At the end of 1903 Chaplin was able to persuade the management to allow Sydney to enter the company of Sherlock Holmes; he played the role of an elderly aristocrat, but was no doubt employed partly to look after his younger brother. It was on this tour that the first caricature of Chaplin was executed by an artist named George Cooke; Chaplin was apparently delighted by the novel likeness of him, and paid seven shillings and sixpence for it.
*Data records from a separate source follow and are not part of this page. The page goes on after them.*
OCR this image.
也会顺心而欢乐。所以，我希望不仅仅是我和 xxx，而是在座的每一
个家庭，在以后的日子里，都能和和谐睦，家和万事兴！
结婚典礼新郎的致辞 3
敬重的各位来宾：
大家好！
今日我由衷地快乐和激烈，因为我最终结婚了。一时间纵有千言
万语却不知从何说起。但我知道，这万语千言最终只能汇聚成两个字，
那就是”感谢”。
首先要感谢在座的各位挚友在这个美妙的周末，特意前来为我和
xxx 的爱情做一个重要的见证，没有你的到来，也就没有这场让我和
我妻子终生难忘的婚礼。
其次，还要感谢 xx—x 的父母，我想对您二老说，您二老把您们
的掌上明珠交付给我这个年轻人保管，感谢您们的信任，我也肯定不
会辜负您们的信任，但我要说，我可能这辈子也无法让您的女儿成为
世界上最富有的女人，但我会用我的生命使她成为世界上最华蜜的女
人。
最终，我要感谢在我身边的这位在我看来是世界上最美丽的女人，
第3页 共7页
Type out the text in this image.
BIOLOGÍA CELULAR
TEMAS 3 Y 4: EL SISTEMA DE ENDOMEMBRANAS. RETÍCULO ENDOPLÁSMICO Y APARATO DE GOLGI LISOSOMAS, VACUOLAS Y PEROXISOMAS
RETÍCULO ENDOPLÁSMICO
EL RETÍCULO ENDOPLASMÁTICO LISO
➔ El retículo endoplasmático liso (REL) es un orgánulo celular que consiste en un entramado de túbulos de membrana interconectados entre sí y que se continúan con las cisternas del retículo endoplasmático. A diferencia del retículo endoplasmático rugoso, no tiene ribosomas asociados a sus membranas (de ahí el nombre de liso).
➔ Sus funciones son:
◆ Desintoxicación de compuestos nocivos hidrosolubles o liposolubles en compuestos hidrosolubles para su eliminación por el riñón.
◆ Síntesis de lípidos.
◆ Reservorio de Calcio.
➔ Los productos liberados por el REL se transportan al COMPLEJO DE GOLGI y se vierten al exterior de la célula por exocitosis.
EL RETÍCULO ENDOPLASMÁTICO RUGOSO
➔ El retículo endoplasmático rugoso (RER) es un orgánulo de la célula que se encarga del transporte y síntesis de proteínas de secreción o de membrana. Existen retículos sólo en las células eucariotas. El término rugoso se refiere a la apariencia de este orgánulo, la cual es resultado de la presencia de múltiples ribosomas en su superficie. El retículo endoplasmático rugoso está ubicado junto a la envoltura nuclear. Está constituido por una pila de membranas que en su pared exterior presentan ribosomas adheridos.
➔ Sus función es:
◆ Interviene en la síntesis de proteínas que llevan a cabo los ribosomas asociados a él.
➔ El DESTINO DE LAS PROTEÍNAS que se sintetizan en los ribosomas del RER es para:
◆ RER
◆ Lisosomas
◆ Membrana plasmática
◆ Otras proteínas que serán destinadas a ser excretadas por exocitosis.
The two boys were joined a few weeks later by their mother, who had been released from Cane Hill asylum. It is not at all clear when the family were reunited; it may have been as early as the beginning of January, when the players were at Wakefield, but Chaplin himself recalls that it was towards the end of the tour, when indeed they were closer to London at Aldershot or Eastbourne. The precise location is not of great importance.
With a combined income of more than £4 a week they were able to rent a “special apartment de luxe” complete with two bedrooms and a sitting room. For the brief period that she shared the tour with them, Hannah Chaplin shopped and cleaned the flat. It might have seemed that the old domestic world had been restored, except that Hannah was oddly uncommunicative and detached; she seems to have acted more like a guest than a mother. It was agreed, therefore, that she should move to a lodging in Chester Street, Kennington, where she would feel more at home.